Ubiegła rewolucja w Królestwie była rewolucją żydowską, mającą na celu utrwalić hegemonię Izraela nad Polską i zrealizować utopijny ideał Judeo-Polski, Syjon na gruzach Polski.

Żydostwo powstaje jako zwarta masa przeciwko narodowi, który w ciągu tylu wieków udzielał mu gościny i przytułku, sądząc, że w zamian za to zdobędzie względy gromiącej go Rosji. Lecz w tej sytuacji walka żydostwa z polskością, mimo poparcia rządu rosyjskiego zakończyłaby się rychło klęską żydostwa, gdyby ono dla swych dążeń nie znalazło punktu oparcia w samym społeczeństwie polskim.
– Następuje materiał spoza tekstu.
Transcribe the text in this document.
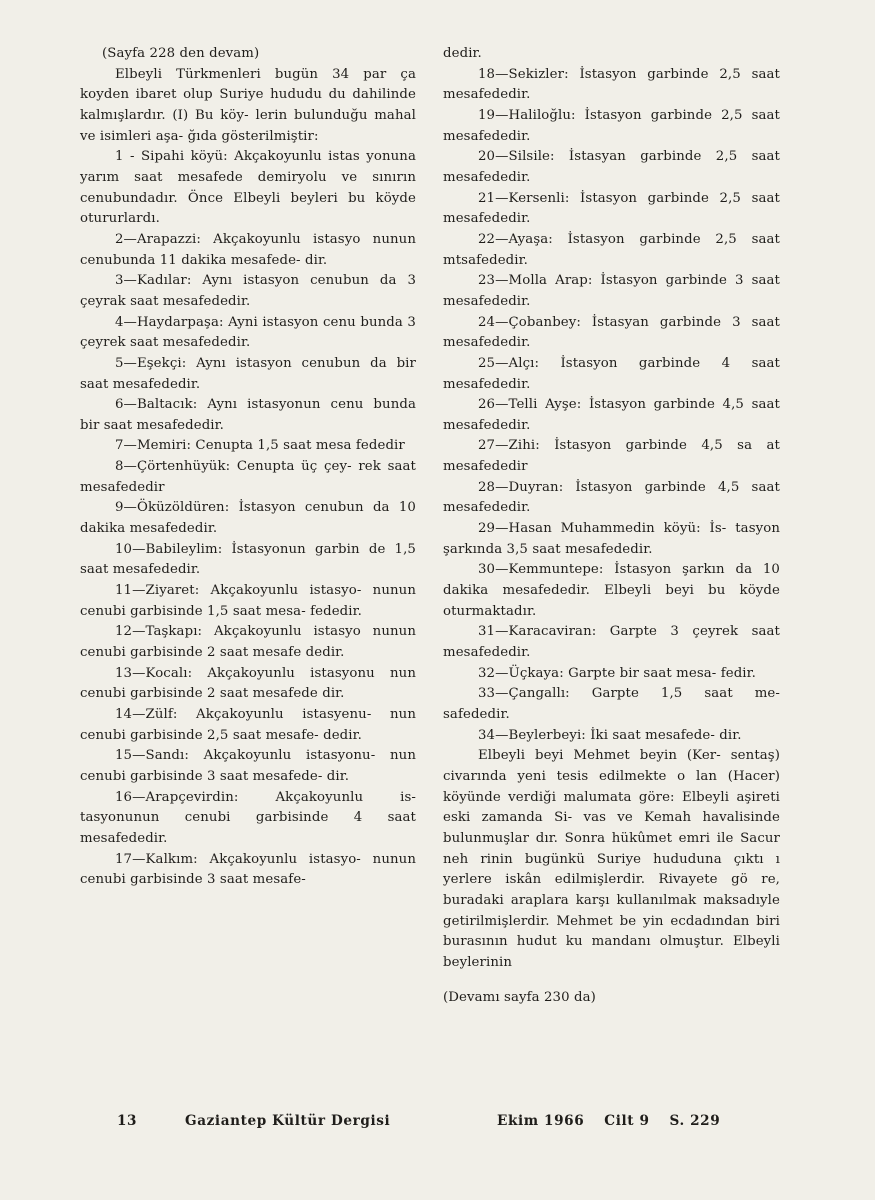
(Sayfa 228 den devam)

Elbeyli Türkmenleri bugün 34 par ça koyden ibaret olup Suriye hududu du dahilinde kalmışlardır. (I) Bu köy- lerin bulunduğu mahal ve isimleri aşa- ğıda gösterilmiştir:

1 - Sipahi köyü: Akçakoyunlu istas yonuna yarım saat mesafede demiryolu ve sınırın cenubundadır. Önce Elbeyli beyleri bu köyde otururlardı.

2—Arapazzi: Akçakoyunlu istasyo nunun cenubunda 11 dakika mesafede- dir.

3—Kadılar: Aynı istasyon cenubun da 3 çeyrak saat mesafededir.

4—Haydarpaşa: Ayni istasyon cenu bunda 3 çeyrek saat mesafededir.

5—Eşekçi: Aynı istasyon cenubun da bir saat mesafededir.

6—Baltacık: Aynı istasyonun cenu bunda bir saat mesafededir.

7—Memiri: Cenupta 1,5 saat mesa fededir

8—Çörtenhüyük: Cenupta üç çey- rek saat mesafededir

9—Öküzöldüren: İstasyon cenubun da 10 dakika mesafededir.

10—Babileylim: İstasyonun garbin de 1,5 saat mesafededir.

11—Ziyaret: Akçakoyunlu istasyo- nunun cenubi garbisinde 1,5 saat mesa- fededir.

12—Taşkapı: Akçakoyunlu istasyo nunun cenubi garbisinde 2 saat mesafe dedir.

13—Kocalı: Akçakoyunlu istasyonu nun cenubi garbisinde 2 saat mesafede dir.

14—Zülf: Akçakoyunlu istasyenu- nun cenubi garbisinde 2,5 saat mesafe- dedir.

15—Sandı: Akçakoyunlu istasyonu- nun cenubi garbisinde 3 saat mesafede- dir.

16—Arapçevirdin: Akçakoyunlu is- tasyonunun cenubi garbisinde 4 saat mesafededir.

17—Kalkım: Akçakoyunlu istasyo- nunun cenubi garbisinde 3 saat mesafe-

dedir.

18—Sekizler: İstasyon garbinde 2,5 saat mesafededir.

19—Haliloğlu: İstasyon garbinde 2,5 saat mesafededir.

20—Silsile: İstasyan garbinde 2,5 saat mesafededir.

21—Kersenli: İstasyon garbinde 2,5 saat mesafededir.

22—Ayaşa: İstasyon garbinde 2,5 saat mtsafededir.

23—Molla Arap: İstasyon garbinde 3 saat mesafededir.

24—Çobanbey: İstasyan garbinde 3 saat mesafededir.

25—Alçı: İstasyon garbinde 4 saat mesafededir.

26—Telli Ayşe: İstasyon garbinde 4,5 saat mesafededir.

27—Zihi: İstasyon garbinde 4,5 sa at mesafededir

28—Duyran: İstasyon garbinde 4,5 saat mesafededir.

29—Hasan Muhammedin köyü: İs- tasyon şarkında 3,5 saat mesafededir.

30—Kemmuntepe: İstasyon şarkın da 10 dakika mesafededir. Elbeyli beyi bu köyde oturmaktadır.

31—Karacaviran: Garpte 3 çeyrek saat mesafededir.

32—Üçkaya: Garpte bir saat mesa- fedir.

33—Çangallı: Garpte 1,5 saat me- safededir.

34—Beylerbeyi: İki saat mesafede- dir.

Elbeyli beyi Mehmet beyin (Ker- sentaş) civarında yeni tesis edilmekte o lan (Hacer) köyünde verdiği malumata göre: Elbeyli aşireti eski zamanda Si- vas ve Kemah havalisinde bulunmuşlar dır. Sonra hükûmet emri ile Sacur neh rinin bugünkü Suriye hududuna çıktı ı yerlere iskân edilmişlerdir. Rivayete gö re, buradaki araplara karşı kullanılmak maksadıyle getirilmişlerdir. Mehmet be yin ecdadından biri burasının hudut ku mandanı olmuştur. Elbeyli beylerinin

(Devamı sayfa 230 da)

13	Gaziantep Kültür Dergisi	Ekim 1966 Cilt 9 S. 229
Warunkiem nieodzownym istnienia w Polsce jako odrębnej całości tak osobliwej grupy jak żydostwo, było rozerwanie przezeń społeczeństwa polskiego na dwie wrogie sobie części i przykucie jednej z nich – polskiego ludu pracującego – do swego dziejowego rydwanu, toczącego się ku nieznanym losom Izraela po trupie Polski.

Siła proletariatu polskiego miała zarazem służyć do wywarcia presji na rząd, by zdobyć na nim ustępstwa, których koszta poniesie Polska, a korzyści zagarnie żydostwo. Do tak niesłychanego eksperymentu dał się użyć socjalizm w Polsce.

xxx

Po tych dwóch cytatach nikogo już chyba nie powinno dziwić to, że obie książki są bardzo niewygodne, bo przedstawiają wydarzenia 1905 roku odmiennie od oficjalnej narracji. Nie powinno też nikogo dziwić to, że gdy w sierpniu 1914 roku Piłsudski ze swoją bandą wkroczył do Królestwa, to ludzie zatrzaskiwali okiennice. Wszyscy jeszcze bardzo dobrze pamiętali tamte wydarzenia.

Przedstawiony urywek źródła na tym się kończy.